Reputation: 56219
Looks like an easy task, can't figure out a simpler way. I have an x
vector below, and need to create group names for consecutive values. My attempt was using rle
, better ideas?
# data
x <- c(1,1,1,2,2,2,3,2,2,1,1)
# make groups
rep(paste0("Group_", 1:length(rle(x)$lengths)), rle(x)$lengths)
# [1] "Group_1" "Group_1" "Group_1" "Group_2" "Group_2" "Group_2" "Group_3" "Group_4"
# [9] "Group_4" "Group_5" "Group_5"
Upvotes: 8
Views: 1351
Reputation: 51592
Using rleid
from data.table
,
library(data.table)
rleid(x, prefix = "Group_")
#[1] "Group_1" "Group_1" "Group_1" "Group_2" "Group_2" "Group_2" "Group_3" "Group_4" "Group_4" "Group_5" "Group_5"
Upvotes: 11
Reputation: 181
group() from groupdata2 can create groups from a list of group starting points, using the l_starts
method. By setting n
to auto
, it automatically finds group starts:
x <- c(1,1,1,2,2,2,3,2,2,1,1)
groupdata2::group(x, n = "auto", method = "l_starts")
## # A tibble: 11 x 2
## # Groups: .groups [5]
## data .groups
## <dbl> <fct>
## 1 1 1
## 2 1 1
## 3 1 1
## 4 2 2
## 5 2 2
## 6 2 2
## 7 3 3
## 8 2 4
## 9 2 4
## 10 1 5
## 11 1 5
There's also the differs_from_previous()
function which finds values, or indices of values, that differ from the previous value by some threshold(s).
# The values to start groups at
differs_from_previous(x, threshold = 1,
direction = "both")
## [1] 2 3 2 1
# The indices to start groups at
differs_from_previous(x, threshold = 1,
direction = "both",
return_index = TRUE)
## [1] 4 7 8 10
Upvotes: 2
Reputation:
Using cumsum but not relying on the data being numeric:
paste0("Group_", 1 + c(0, cumsum(x[-length(x)] != x[-1])))

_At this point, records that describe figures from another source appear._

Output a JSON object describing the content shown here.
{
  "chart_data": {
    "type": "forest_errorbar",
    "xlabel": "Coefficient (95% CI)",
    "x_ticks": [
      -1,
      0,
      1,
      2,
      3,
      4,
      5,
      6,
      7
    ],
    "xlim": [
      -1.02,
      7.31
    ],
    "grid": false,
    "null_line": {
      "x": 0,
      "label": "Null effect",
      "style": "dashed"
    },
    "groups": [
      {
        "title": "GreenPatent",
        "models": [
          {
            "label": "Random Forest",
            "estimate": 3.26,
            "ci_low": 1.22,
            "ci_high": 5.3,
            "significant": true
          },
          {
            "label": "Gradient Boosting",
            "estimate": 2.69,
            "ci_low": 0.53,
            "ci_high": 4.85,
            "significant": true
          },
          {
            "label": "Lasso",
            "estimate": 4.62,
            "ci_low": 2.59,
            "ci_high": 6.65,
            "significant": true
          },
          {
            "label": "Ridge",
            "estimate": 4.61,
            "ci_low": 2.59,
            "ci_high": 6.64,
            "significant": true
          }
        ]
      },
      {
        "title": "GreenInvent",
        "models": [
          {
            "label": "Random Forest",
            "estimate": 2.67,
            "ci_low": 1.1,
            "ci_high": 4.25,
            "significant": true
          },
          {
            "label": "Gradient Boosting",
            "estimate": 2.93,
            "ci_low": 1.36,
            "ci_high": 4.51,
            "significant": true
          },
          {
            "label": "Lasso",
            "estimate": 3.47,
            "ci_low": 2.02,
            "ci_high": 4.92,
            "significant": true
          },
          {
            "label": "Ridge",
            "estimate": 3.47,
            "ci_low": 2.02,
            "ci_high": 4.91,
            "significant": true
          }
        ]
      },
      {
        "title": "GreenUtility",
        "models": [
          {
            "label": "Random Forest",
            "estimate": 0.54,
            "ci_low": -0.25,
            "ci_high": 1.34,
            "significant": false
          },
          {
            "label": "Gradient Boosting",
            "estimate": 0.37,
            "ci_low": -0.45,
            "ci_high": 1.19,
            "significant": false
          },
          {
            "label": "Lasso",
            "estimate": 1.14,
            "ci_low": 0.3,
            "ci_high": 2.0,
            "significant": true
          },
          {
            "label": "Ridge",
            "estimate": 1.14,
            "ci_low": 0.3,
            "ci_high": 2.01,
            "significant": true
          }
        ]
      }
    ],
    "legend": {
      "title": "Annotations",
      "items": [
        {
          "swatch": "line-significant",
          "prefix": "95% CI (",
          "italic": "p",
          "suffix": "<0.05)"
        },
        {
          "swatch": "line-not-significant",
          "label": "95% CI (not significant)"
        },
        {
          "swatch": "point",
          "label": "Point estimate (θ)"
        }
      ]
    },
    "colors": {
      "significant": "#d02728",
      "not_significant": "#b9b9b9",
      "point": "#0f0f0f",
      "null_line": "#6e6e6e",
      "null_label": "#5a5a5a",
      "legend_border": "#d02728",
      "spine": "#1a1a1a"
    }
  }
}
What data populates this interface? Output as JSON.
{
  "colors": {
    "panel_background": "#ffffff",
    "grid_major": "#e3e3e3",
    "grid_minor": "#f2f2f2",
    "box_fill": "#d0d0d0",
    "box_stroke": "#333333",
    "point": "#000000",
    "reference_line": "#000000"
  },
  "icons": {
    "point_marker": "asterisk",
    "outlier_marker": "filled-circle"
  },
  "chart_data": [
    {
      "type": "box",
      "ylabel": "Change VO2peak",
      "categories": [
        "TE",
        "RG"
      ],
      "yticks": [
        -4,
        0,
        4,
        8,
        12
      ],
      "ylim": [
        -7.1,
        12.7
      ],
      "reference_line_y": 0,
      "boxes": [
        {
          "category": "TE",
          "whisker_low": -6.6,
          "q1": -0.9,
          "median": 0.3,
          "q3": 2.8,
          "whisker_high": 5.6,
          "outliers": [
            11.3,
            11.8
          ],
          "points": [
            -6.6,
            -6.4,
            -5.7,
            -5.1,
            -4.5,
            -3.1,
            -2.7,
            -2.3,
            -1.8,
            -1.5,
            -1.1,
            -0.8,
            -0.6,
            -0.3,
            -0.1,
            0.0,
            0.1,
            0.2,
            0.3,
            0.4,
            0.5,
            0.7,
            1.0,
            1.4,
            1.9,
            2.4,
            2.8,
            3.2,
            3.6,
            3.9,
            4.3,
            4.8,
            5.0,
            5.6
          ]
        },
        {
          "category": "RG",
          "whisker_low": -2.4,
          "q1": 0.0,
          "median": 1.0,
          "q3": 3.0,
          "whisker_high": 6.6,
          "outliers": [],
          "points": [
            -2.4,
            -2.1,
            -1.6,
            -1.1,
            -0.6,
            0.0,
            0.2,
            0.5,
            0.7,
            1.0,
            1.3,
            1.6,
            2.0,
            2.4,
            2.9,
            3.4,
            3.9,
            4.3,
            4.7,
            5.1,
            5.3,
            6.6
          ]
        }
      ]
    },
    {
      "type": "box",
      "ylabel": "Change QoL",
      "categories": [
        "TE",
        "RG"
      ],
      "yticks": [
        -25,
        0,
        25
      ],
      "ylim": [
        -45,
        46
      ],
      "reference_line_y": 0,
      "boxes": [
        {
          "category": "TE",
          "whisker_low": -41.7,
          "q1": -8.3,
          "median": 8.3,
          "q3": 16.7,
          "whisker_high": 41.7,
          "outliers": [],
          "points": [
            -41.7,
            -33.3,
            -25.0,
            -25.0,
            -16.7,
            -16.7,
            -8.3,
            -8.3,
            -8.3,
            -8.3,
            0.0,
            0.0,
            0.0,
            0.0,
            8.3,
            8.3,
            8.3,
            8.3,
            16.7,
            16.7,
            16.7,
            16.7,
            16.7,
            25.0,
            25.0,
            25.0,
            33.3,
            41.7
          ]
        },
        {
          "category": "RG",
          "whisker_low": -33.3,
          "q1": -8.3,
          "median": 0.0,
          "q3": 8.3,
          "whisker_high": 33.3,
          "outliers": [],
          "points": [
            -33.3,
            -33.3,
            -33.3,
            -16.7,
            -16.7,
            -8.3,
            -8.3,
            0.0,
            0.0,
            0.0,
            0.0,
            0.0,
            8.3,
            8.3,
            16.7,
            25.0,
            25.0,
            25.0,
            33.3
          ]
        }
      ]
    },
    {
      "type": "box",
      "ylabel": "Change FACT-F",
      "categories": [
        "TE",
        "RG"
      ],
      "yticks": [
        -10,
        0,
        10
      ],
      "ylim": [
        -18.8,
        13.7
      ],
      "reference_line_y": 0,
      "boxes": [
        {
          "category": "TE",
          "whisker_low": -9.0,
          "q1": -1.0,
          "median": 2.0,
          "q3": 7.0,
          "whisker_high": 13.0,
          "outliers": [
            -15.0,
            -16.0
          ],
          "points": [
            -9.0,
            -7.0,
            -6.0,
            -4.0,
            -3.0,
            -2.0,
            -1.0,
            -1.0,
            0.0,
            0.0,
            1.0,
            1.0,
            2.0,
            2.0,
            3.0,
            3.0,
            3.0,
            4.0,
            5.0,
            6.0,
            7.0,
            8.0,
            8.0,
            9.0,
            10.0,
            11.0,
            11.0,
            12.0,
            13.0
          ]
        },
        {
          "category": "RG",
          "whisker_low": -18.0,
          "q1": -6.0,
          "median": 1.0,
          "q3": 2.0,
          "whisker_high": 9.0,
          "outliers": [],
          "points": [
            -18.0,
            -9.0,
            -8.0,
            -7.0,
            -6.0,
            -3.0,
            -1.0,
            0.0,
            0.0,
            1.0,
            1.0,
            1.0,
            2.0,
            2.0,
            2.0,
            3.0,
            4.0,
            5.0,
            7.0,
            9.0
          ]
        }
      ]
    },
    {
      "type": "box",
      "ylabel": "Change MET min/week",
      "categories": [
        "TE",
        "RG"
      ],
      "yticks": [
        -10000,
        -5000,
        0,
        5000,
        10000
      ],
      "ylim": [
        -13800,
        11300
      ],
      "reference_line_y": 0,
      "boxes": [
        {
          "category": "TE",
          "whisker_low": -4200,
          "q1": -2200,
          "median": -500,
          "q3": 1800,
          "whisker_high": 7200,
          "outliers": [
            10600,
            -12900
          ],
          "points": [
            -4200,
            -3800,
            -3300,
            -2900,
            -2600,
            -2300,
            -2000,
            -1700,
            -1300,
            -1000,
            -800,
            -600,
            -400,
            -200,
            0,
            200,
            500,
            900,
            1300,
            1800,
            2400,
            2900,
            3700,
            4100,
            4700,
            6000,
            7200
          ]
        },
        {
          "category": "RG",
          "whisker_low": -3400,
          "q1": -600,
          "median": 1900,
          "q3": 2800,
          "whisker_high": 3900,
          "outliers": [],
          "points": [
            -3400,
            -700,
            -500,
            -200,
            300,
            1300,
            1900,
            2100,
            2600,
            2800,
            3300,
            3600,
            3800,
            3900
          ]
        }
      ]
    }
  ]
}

[1] "Group_1" "Group_1" "Group_1" "Group_2" "Group_2" "Group_2" "Group_3" "Group_4" "Group_4" "Group_5" "Group_5"
Upvotes: 3
Reputation: 132949
Using diff
and cumsum
:
paste0("Group_", cumsum(c(1, diff(x) != 0)))
#[1] "Group_1" "Group_1" "Group_1" "Group_2" "Group_2" "Group_2" "Group_3" "Group_4" "Group_4" "Group_5" "Group_5"
(If your values are floating point values, you might have to avoid !=
and use a tolerance instead.)
Upvotes: 10